Within the next 2-3 years, more Xers will be called upon to lead as the Boomers begin to retire. This shift will make a huge impact on the workforce–perhaps more than any other time in history. In fact, some changes are already beginning to emerge.


Thirty-six percent of Gen X women are out-earning their spouses. The rise of women into positions of power will create a ‘feminization’ of leadership meaning companies are likely to place increasing importance on emotional intelligence, people skills, negotiation, collaboration, and flexibility.

Actually, Generation X has always gravitated away from the command-and-control leadership style of the Boomer generation. Xers were the first to introduce the concept of work-life balance to the workplace and they advocate for less hierarchy, as well as ethical and fair workplace practices.


The rise of the BRIC nations (Brazil, Russia, India, China) and other emerging markets will ensure the arrival of a more culturally diverse workforce with workers employed around the world. This means knowledge of other languages will become more important.

The new crop of leaders will need to inspire others across geographic and age barriers, be comfortable with uncertainty, as well as be curious, educated, well read, and well traveled.

Generation X is certainly up to the task. Raised amidst sky-rocking divorce rates, corporate downsizing, and experiencing three economic recessions in their young lives, the Xers have experienced more challenge than other generations, and also tend to be more adaptable as a result. They crave opportunities to learn and develop new skills.

You, Inc.

You, Inc. is the idea that you are making your own career. Your career isn’t defined by an employer; it’s defined by you and the skills you possess which can be transferred to any organization–maybe even your own.

Generation X introduced the You, Inc. movement. Raised by single parents or two-parent working households, this generation was the first generation of ‘latch-key kids’. As a result, Xers are self-sufficient and independent thinkers.

In work, Xers emphasize personal satisfaction as being the most important. Unlike the Boomer leaders, which focus on corporate progression and monetary reward, Gen X will lead with a focus on nurturing individuals, personal development, autonomy, and work-life balance.

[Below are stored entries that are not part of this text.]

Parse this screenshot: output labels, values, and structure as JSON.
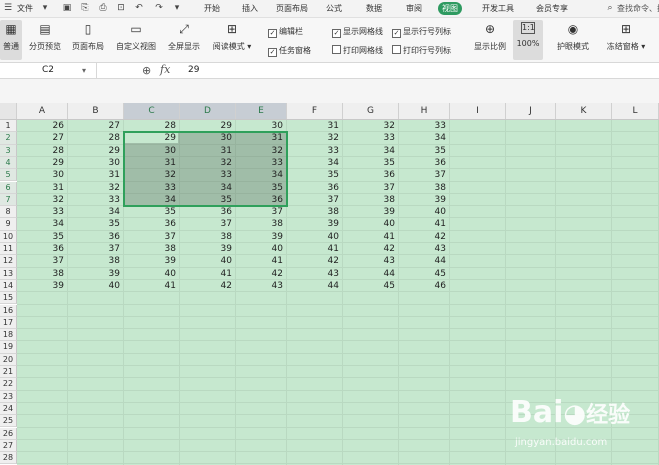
{
  "menubar": {
    "file_label": "文件",
    "tabs": [
      "开始",
      "插入",
      "页面布局",
      "公式",
      "数据",
      "审阅",
      "视图",
      "开发工具",
      "会员专享"
    ],
    "active_tab": "视图",
    "search_placeholder": "查找命令、搜"
  },
  "ribbon": {
    "buttons": [
      "普通",
      "分页预览",
      "页面布局",
      "自定义视图",
      "全屏显示",
      "阅读模式"
    ],
    "checks": [
      {
        "label": "编辑栏",
        "checked": true
      },
      {
        "label": "显示网格线",
        "checked": true
      },
      {
        "label": "显示行号列标",
        "checked": true
      },
      {
        "label": "任务窗格",
        "checked": true
      },
      {
        "label": "打印网格线",
        "checked": false
      },
      {
        "label": "打印行号列标",
        "checked": false
      }
    ],
    "zoom_label": "显示比例",
    "zoom_value": "100%",
    "eye_label": "护眼模式",
    "freeze_label": "冻结窗格"
  },
  "formula": {
    "cell_ref": "C2",
    "fx": "fx",
    "value": "29"
  },
  "columns": [
    "A",
    "B",
    "C",
    "D",
    "E",
    "F",
    "G",
    "H",
    "I",
    "J",
    "K",
    "L"
  ],
  "highlighted_columns": [
    "C",
    "D",
    "E"
  ],
  "highlighted_rows": [
    2,
    3,
    4,
    5,
    6,
    7
  ],
  "row_numbers": [
    "1",
    "2",
    "3",
    "4",
    "5",
    "6",
    "7",
    "8",
    "9",
    "10",
    "11",
    "12",
    "13",
    "14",
    "15",
    "16",
    "17",
    "18",
    "19",
    "20",
    "21",
    "22",
    "23",
    "24",
    "25",
    "26",
    "27",
    "28"
  ],
  "cells": [
    [
      "26",
      "27",
      "28",
      "29",
      "30",
      "31",
      "32",
      "33"
    ],
    [
      "27",
      "28",
      "29",
      "30",
      "31",
      "32",
      "33",
      "34"
    ],
    [
      "28",
      "29",
      "30",
      "31",
      "32",
      "33",
      "34",
      "35"
    ],
    [
      "29",
      "30",
      "31",
      "32",
      "33",
      "34",
      "35",
      "36"
    ],
    [
      "30",
      "31",
      "32",
      "33",
      "34",
      "35",
      "36",
      "37"
    ],
    [
      "31",
      "32",
      "33",
      "34",
      "35",
      "36",
      "37",
      "38"
    ],
    [
      "32",
      "33",
      "34",
      "35",
      "36",
      "37",
      "38",
      "39"
    ],
    [
      "33",
      "34",
      "35",
      "36",
      "37",
      "38",
      "39",
      "40"
    ],
    [
      "34",
      "35",
      "36",
      "37",
      "38",
      "39",
      "40",
      "41"
    ],
    [
      "35",
      "36",
      "37",
      "38",
      "39",
      "40",
      "41",
      "42"
    ],
    [
      "36",
      "37",
      "38",
      "39",
      "40",
      "41",
      "42",
      "43"
    ],
    [
      "37",
      "38",
      "39",
      "40",
      "41",
      "42",
      "43",
      "44"
    ],
    [
      "38",
      "39",
      "40",
      "41",
      "42",
      "43",
      "44",
      "45"
    ],
    [
      "39",
      "40",
      "41",
      "42",
      "43",
      "44",
      "45",
      "46"
    ]
  ],
  "watermark": {
    "brand": "Bai",
    "brand2": "经验",
    "url": "jingyan.baidu.com"
  },
  "colors": {
    "sheet_bg": "#c6e8cf",
    "accent": "#2e9a60"
  }
}
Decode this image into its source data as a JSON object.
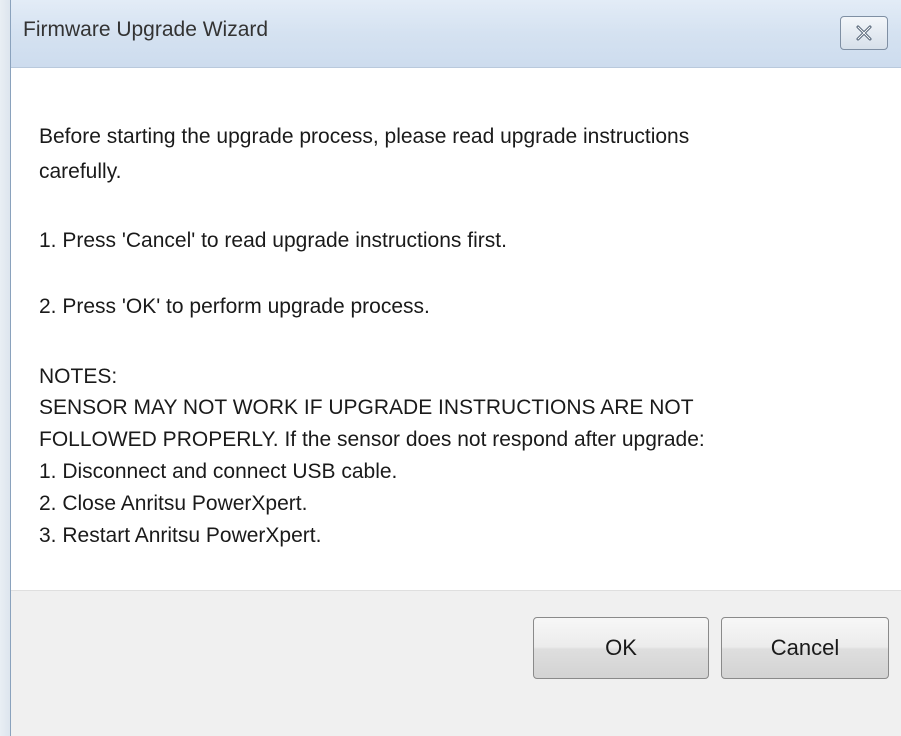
{
  "window": {
    "title": "Firmware Upgrade Wizard",
    "close_icon": "close-icon"
  },
  "message": {
    "intro_line1": "Before starting the upgrade process, please read upgrade instructions",
    "intro_line2": "carefully.",
    "step1": "1. Press 'Cancel' to read upgrade instructions first.",
    "step2": "2. Press 'OK' to perform upgrade process.",
    "notes_heading": "NOTES:",
    "notes_line1": "SENSOR MAY NOT WORK IF UPGRADE INSTRUCTIONS ARE NOT",
    "notes_line2": "FOLLOWED PROPERLY. If the sensor does not respond after upgrade:",
    "notes_item1": "1. Disconnect and connect USB cable.",
    "notes_item2": "2. Close Anritsu PowerXpert.",
    "notes_item3": "3. Restart Anritsu PowerXpert."
  },
  "buttons": {
    "ok_label": "OK",
    "cancel_label": "Cancel"
  }
}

Can you hear the mosquito? It’s buzzing loud and clear.

Unfortunately, most companies are still trying desperately to ignore it. A new report, which drew upon surveys of senior executives across 19 countries for two years, reveals 59% believe organizations are unprepared for the arrival of Gen X to leadership and all the changes that will surely follow.

Employers have been sleeping peacefully, and they are about to have a rude awakening. It is our hope more employers will chose to wake up, embrace the opportunity, and prepare Xers for the awesome responsibility that lies before them.

Either way, the Xers are moving into power and their arrival is going to make a big, noticeable difference. Buzz-buzz!